You may have noticed there were two blog posts yesterday. I wrote the first post and then Open Live Writer (OLW) refused to publish it throwing an error message instead. Eventually I had to cut and paste the post directly into Blogger before turning my attention to the OLW problem.
I think I know what caused the problem (it was me) and I’m also going to explain how I fixed it. After writing only two lines in OLW I accidentally hit the ‘Publish’ button instead of the ‘Insert’. I was unable to prevent OLW publishing the post forcing me to load the Blogger Dashboard and delete it. When I completed the post in OLW I then received the error. My guess is there is a ‘bug in OLW and it won’t publish a second post with the same name.
My first attempt at solving the problem involved uninstalling and then reinstalling OLW using the program uninstall option. However this didn’t fix it.
My second attempt was successful. I uninstalled OLW and then running regedit.exe before searching the entire Windows Registry for any links to OLW. These were then deleted. Finally I reinstalled OLW.
It was an attractive riverside scene at dusk in Bidford last night. The photo doesn’t do it justice.
We left at 9am this morning with the intention of reaching Evesham before noon.
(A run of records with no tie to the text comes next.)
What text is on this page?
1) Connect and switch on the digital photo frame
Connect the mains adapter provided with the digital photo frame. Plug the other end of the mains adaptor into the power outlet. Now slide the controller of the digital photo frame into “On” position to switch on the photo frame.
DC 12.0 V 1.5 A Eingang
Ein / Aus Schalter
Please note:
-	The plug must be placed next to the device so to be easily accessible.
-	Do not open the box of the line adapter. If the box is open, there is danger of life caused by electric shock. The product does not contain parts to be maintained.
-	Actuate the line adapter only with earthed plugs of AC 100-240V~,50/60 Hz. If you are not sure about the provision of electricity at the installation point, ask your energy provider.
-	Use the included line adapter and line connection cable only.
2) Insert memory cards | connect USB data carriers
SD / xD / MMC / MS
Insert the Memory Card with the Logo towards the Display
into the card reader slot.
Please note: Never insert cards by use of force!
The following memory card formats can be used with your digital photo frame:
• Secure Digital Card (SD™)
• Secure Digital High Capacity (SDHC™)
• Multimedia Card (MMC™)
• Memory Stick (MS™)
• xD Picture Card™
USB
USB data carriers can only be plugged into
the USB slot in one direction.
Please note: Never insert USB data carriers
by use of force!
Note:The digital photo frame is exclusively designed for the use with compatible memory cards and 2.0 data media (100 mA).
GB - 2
We had the river to ourselves for most of the trip only passing three boats going in the opposite direction. One of these was nb Petroc whom we had been looking out for having read that Gillian and Geoff were heading in the opposite direction.
Jan remembers last seeing Petroc at Clifton Cruisers when she wintered over there on Waiouru in 2014. Today was one of those very fleeting conversations where only greetings are exchanged.
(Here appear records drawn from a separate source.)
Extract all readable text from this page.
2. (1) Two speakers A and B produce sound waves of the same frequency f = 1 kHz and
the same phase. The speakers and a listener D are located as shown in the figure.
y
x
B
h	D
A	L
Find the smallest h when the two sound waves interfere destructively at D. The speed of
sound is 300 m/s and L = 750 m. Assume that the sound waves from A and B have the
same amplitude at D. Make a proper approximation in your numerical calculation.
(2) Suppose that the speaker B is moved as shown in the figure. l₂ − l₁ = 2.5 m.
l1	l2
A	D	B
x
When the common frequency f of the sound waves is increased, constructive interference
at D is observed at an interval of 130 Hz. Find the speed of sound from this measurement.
Today’s cruise was mostly rural with the odd palatial riverside home thrown in for contrast.
Whilst Robert Aickman was a writer he is more well known on the inland waterways for his major contribution and leadership in conserving and restoring England’s canals and rivers through the formation of the Inland Waterway Association. Today we passed through the lock that bears his name.
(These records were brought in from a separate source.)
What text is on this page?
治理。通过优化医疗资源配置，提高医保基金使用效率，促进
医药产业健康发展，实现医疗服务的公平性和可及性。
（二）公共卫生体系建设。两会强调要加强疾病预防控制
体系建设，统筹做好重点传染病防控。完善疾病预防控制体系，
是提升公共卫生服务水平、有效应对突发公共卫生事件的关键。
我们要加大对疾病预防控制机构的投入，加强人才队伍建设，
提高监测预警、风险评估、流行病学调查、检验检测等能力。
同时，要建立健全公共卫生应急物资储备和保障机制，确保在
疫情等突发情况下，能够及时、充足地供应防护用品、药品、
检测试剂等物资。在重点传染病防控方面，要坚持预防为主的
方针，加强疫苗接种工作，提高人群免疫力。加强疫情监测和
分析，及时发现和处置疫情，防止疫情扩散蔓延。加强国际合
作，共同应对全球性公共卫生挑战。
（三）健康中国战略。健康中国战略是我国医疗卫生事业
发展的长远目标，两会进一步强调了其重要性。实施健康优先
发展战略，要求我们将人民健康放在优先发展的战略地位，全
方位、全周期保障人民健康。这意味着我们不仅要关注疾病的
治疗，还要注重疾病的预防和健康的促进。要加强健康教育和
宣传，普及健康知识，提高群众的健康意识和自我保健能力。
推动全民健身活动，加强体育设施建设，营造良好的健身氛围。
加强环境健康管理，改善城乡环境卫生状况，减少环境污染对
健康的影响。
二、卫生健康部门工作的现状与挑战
The weirs are a constant reminder you are on a river.
I have no idea what this structure at Offenham Lock is? It was too far from the boat for me to read the text on the sign. Apparently Offenham Lock is the former name for the lock. It was renamed George Billington Lock whose donation enabled volunteers to build the lock. He died of an incurable disease within a week of the lock's opening.
The next lock was Evesham and I have to confess I failed to take a photo of the rather unique lock side cottage. I’ll have to walk back tomorrow and rectify the omission.
There were plenty of vacant spots on the 48 hour moorings below Workman Bridge and we moored up to await the arrival of blog readers Fraser & Diana who were coming from the opposite direction.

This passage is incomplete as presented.